Kedua organisasi tersebut menegaskan bahwa rotasi jabatan di internal kepolisian tidak boleh menjadi penghambat proses hukum yang sedang berjalan.
Surat Resmi Akan Dilayangkan ke Kapolres Baru
Sebagai bentuk keseriusan pengawalan, JPDN dan GBR berencana melayangkan surat resmi kepada Kapolres Metro Bekasi yang baru. Langkah ini dilakukan guna memastikan penanganan perkara tetap berjalan sesuai dengan ketentuan hukum dan prosedur yang berlaku, meskipun terjadi pergantian pimpinan.
Ketua Umum JPDN, Yusuf, menegaskan bahwa kontinuitas penegakan hukum harus dijaga sebagai bentuk tanggung jawab institusional.
“Terjadinya rotasi kepemimpinan tidak berarti menghapus atau menghentikan kasus yang telah terjadi. Perkara ini sedang ditangani oleh Polres Metro Bekasi, dan kami sebagai bagian dari masyarakat berkewajiban untuk mengingatkan serta menyampaikan surat resmi,” ujar Yusuf, Senin (22/12/2025).
Supremasi Hukum dan Kepercayaan Publik
Yusuf menambahkan bahwa pihaknya tetap menjunjung tinggi supremasi hukum serta mempercayakan sepenuhnya proses penanganan perkara kepada aparat kepolisian. Namun demikian, partisipasi masyarakat dinilai penting sebagai bagian dari kontrol sosial.
“Kami sangat menghargai dan mendukung kinerja Polres Metro Bekasi. Proses hukum ini kami percayakan sepenuhnya kepada kepolisian agar dapat berjalan secara objektif, profesional, dan berkeadilan,” imbuhnya.
GBR Soroti Lambannya Penetapan Tersangka
Sementara itu, Ketua GBR Idhay Sumirat menyoroti durasi penanganan perkara yang dinilai belum menunjukkan perkembangan signifikan, khususnya terkait penetapan tersangka.
Menurut Idhay, perkara tersebut telah berjalan hampir satu bulan, namun hingga saat ini belum ada pihak yang secara resmi ditetapkan sebagai tersangka.

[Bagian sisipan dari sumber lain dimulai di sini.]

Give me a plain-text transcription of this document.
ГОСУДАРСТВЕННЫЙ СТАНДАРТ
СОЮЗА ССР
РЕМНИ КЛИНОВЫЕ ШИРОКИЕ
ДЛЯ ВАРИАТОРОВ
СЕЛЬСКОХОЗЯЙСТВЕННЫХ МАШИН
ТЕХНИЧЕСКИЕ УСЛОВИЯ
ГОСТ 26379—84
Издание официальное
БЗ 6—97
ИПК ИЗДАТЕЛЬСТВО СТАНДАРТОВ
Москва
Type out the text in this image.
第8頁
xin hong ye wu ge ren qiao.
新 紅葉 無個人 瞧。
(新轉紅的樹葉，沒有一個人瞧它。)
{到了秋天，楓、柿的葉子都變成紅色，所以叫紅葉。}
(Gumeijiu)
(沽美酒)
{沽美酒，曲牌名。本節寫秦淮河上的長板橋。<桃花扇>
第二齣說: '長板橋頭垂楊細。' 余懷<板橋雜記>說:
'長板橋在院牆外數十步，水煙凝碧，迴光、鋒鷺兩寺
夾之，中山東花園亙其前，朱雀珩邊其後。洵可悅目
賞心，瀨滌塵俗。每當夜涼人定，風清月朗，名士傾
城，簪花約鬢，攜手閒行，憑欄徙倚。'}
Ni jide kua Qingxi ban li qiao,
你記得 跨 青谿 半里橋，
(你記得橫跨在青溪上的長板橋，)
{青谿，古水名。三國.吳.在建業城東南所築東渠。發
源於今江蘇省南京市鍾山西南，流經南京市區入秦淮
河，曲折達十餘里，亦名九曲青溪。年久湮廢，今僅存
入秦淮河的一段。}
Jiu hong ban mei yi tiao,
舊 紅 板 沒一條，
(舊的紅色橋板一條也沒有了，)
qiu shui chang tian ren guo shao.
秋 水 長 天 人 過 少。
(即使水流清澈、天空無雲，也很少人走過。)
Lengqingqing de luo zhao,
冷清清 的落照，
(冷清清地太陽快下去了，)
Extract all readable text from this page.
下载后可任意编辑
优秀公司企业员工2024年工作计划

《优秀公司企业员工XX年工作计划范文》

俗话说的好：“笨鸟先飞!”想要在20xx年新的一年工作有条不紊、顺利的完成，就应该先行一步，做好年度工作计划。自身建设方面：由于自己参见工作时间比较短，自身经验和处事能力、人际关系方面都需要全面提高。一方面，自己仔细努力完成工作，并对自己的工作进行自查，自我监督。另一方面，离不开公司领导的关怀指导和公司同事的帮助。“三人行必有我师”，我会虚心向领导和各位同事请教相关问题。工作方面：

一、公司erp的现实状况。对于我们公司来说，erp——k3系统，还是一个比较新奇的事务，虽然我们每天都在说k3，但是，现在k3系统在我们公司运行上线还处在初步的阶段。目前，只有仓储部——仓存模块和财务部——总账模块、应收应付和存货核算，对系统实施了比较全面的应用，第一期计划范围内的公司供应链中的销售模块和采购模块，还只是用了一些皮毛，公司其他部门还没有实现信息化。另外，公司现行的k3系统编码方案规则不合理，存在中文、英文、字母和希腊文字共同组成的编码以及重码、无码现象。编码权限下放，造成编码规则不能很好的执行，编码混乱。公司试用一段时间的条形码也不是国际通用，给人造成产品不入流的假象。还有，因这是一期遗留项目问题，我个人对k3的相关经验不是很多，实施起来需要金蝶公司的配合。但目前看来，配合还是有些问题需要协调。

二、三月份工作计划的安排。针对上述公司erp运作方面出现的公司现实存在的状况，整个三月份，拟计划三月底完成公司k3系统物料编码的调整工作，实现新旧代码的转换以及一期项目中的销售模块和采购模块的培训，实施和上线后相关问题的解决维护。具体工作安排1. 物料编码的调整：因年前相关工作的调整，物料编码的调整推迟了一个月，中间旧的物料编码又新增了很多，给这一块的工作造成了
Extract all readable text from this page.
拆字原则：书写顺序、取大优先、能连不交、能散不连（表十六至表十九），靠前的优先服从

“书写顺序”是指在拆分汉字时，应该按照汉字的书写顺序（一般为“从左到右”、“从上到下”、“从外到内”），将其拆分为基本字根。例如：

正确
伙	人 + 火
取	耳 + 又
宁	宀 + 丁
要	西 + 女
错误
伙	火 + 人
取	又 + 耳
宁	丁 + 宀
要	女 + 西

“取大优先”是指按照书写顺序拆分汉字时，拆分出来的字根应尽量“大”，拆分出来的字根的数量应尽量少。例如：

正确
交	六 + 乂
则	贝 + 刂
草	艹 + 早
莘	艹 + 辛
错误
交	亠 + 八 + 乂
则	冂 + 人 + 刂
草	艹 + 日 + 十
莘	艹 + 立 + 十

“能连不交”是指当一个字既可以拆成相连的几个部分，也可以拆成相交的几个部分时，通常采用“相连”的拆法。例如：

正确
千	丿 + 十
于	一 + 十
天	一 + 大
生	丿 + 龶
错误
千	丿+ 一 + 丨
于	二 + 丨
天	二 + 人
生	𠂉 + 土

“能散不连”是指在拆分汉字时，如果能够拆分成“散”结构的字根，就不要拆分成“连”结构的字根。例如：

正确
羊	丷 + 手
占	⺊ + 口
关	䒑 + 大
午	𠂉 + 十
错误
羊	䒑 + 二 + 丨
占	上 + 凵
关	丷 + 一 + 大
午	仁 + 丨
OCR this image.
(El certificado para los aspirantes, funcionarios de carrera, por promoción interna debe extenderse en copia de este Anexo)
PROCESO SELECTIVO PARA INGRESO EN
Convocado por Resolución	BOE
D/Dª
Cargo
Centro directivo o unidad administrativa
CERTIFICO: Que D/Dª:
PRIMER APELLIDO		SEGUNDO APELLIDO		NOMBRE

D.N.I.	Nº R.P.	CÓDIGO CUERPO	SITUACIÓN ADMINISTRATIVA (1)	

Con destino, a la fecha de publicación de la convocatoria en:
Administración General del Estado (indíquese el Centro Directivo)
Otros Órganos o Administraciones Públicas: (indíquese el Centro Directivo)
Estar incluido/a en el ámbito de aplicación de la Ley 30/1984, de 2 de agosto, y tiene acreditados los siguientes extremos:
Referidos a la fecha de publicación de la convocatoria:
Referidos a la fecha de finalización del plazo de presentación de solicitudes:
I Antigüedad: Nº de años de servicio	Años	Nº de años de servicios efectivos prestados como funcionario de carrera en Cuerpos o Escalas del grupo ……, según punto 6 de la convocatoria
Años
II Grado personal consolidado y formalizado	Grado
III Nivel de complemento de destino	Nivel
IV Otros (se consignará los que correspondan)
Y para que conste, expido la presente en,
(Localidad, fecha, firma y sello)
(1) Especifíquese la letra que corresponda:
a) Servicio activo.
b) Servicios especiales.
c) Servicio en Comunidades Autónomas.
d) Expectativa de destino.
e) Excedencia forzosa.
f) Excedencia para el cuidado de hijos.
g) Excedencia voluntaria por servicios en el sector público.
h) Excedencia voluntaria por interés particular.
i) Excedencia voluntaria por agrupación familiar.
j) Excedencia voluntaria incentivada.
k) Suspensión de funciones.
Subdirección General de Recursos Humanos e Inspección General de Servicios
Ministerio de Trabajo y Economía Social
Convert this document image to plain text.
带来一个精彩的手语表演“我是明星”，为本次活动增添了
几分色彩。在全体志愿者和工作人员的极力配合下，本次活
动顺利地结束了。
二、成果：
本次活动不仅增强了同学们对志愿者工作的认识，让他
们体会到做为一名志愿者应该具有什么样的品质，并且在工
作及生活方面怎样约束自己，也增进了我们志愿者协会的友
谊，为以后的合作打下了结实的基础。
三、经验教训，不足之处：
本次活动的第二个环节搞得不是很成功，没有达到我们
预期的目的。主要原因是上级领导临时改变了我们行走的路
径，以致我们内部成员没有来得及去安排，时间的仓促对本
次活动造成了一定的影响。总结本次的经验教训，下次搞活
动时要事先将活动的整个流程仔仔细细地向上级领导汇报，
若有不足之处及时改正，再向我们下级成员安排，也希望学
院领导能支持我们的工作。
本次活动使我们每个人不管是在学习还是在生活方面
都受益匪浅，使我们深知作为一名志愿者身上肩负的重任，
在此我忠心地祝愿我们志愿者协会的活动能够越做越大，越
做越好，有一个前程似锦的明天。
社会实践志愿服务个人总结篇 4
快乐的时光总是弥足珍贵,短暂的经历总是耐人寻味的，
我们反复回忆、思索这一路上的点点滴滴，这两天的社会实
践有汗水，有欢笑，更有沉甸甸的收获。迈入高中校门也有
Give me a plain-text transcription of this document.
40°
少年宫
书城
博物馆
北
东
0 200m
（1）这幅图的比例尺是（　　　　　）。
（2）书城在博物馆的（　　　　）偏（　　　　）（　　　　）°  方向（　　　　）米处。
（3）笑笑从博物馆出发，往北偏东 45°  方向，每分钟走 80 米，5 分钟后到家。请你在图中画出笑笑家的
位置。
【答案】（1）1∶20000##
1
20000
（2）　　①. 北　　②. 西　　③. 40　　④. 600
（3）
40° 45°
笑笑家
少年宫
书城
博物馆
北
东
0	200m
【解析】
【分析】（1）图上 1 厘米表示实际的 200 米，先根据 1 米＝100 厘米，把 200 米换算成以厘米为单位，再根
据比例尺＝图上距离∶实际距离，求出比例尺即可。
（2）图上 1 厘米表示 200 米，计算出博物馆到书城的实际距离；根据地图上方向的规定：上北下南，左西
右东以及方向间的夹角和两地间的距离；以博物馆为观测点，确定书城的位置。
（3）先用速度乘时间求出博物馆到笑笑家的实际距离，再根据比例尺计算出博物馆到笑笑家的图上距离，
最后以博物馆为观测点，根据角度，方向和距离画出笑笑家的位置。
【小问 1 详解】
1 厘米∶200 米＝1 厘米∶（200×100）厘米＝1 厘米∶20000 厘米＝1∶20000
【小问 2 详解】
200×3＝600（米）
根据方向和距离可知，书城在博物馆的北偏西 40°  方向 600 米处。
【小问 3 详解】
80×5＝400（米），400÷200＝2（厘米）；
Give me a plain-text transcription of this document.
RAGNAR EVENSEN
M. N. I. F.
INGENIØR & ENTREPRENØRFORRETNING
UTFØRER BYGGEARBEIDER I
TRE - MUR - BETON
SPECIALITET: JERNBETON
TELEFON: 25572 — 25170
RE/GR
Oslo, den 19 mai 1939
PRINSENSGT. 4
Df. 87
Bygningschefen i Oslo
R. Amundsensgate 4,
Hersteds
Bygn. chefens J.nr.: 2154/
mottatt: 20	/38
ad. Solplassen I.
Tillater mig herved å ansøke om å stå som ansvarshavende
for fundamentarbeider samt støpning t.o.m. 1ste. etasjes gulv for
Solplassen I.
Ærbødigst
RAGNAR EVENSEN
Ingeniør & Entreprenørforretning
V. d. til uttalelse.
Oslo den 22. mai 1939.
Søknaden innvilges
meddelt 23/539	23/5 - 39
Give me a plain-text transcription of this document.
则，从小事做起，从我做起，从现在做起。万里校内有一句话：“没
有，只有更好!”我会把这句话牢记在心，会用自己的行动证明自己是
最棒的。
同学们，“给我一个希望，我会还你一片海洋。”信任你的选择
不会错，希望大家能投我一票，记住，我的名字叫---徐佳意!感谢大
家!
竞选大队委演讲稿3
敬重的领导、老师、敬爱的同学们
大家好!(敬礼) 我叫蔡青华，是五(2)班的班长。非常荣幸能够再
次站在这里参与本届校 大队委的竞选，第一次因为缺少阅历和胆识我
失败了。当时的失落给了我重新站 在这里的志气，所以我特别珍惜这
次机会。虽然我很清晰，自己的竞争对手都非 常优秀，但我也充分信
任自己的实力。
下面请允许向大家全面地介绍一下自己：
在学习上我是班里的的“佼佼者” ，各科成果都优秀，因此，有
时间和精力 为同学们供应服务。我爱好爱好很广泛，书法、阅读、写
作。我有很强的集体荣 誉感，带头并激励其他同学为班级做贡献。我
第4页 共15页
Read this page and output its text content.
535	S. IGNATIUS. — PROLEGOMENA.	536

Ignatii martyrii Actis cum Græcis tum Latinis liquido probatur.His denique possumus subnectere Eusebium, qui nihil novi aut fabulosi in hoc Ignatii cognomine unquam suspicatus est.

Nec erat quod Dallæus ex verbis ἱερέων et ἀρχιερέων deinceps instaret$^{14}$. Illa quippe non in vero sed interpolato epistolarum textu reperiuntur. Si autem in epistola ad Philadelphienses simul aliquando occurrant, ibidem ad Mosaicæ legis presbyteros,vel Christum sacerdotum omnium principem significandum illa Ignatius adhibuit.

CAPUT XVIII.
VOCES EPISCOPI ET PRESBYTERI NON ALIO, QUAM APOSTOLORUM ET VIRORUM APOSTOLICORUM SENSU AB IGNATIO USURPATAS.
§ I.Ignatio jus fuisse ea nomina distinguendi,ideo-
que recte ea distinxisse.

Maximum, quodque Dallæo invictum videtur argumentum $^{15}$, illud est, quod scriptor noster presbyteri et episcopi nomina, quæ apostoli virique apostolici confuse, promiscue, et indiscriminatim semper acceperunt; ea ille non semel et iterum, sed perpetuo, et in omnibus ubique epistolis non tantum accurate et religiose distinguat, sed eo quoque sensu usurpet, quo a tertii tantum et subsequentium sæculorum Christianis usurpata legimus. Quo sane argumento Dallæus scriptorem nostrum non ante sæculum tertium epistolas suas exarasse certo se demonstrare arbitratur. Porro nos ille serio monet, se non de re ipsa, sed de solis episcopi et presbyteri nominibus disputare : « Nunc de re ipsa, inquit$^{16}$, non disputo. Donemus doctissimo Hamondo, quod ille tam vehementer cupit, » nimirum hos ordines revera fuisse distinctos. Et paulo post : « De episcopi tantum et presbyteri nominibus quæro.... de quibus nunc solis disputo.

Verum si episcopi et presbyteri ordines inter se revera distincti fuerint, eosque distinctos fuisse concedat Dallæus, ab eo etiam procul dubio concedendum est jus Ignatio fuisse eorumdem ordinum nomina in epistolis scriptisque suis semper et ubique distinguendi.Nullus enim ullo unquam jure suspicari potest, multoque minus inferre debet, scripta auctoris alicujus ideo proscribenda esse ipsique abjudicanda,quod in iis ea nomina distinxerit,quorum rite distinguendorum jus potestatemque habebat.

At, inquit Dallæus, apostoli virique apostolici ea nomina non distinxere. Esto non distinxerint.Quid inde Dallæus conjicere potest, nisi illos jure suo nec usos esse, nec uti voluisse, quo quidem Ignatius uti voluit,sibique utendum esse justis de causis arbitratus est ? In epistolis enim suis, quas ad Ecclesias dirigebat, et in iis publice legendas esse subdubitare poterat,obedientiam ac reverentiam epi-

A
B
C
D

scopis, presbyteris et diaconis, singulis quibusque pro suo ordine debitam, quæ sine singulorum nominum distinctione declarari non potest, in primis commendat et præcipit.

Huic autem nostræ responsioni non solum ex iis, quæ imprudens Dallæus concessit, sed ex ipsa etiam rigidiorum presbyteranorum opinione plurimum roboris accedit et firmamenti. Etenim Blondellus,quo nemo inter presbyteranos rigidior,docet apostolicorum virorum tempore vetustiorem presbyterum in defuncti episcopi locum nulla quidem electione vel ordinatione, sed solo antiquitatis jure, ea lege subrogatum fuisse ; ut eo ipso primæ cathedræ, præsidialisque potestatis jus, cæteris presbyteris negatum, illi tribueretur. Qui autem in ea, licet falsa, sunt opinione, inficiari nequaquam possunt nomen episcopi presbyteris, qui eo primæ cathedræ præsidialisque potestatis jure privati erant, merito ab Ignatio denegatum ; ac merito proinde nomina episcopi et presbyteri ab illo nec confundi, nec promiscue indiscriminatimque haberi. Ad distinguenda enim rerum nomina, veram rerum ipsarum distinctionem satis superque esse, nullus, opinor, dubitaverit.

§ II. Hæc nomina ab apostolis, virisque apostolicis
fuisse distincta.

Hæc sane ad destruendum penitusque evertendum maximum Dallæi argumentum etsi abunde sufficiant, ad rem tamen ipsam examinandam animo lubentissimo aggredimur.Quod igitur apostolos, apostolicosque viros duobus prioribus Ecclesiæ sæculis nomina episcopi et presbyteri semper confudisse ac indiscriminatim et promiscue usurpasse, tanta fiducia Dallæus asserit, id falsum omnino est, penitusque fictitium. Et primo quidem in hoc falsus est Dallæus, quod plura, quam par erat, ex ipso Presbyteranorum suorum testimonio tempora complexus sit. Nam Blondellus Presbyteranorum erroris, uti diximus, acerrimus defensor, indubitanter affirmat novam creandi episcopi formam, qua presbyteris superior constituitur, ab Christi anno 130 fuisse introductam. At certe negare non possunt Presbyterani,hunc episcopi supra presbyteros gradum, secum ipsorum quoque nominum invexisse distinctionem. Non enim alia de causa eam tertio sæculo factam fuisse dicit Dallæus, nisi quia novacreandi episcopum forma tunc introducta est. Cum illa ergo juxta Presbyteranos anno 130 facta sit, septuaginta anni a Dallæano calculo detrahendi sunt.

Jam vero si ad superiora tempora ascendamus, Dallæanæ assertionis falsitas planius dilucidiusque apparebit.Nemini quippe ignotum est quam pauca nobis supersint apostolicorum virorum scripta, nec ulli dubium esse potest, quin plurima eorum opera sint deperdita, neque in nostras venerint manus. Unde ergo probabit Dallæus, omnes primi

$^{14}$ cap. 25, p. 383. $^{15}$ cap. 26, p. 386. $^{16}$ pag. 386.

“Kasus ini sudah berjalan cukup lama, tetapi sampai sekarang belum ada penetapan tersangka. Kami dari elemen masyarakat akan terus mengawal proses hukum ini sampai tuntas agar keadilan benar-benar ditegakkan,” tegas Idhay.
Harapan Publik pada Kepemimpinan Baru Polres Metro Bekasi
Perkara dugaan pengeroyokan yang melibatkan oknum pejabat publik tersebut kini menjadi sorotan masyarakat Kabupaten Bekasi. Publik menaruh harapan besar kepada pimpinan baru Polres Metro Bekasi untuk menunjukkan langkah tegas, transparan, dan akuntabel dalam penanganannya.
Bagi JPDN dan GBR, penegakan hukum yang profesional tidak hanya menentukan keadilan bagi para pihak yang terlibat, tetapi juga menjadi penentu kepercayaan publik terhadap institusi kepolisian di wilayah Kabupaten Bekasi.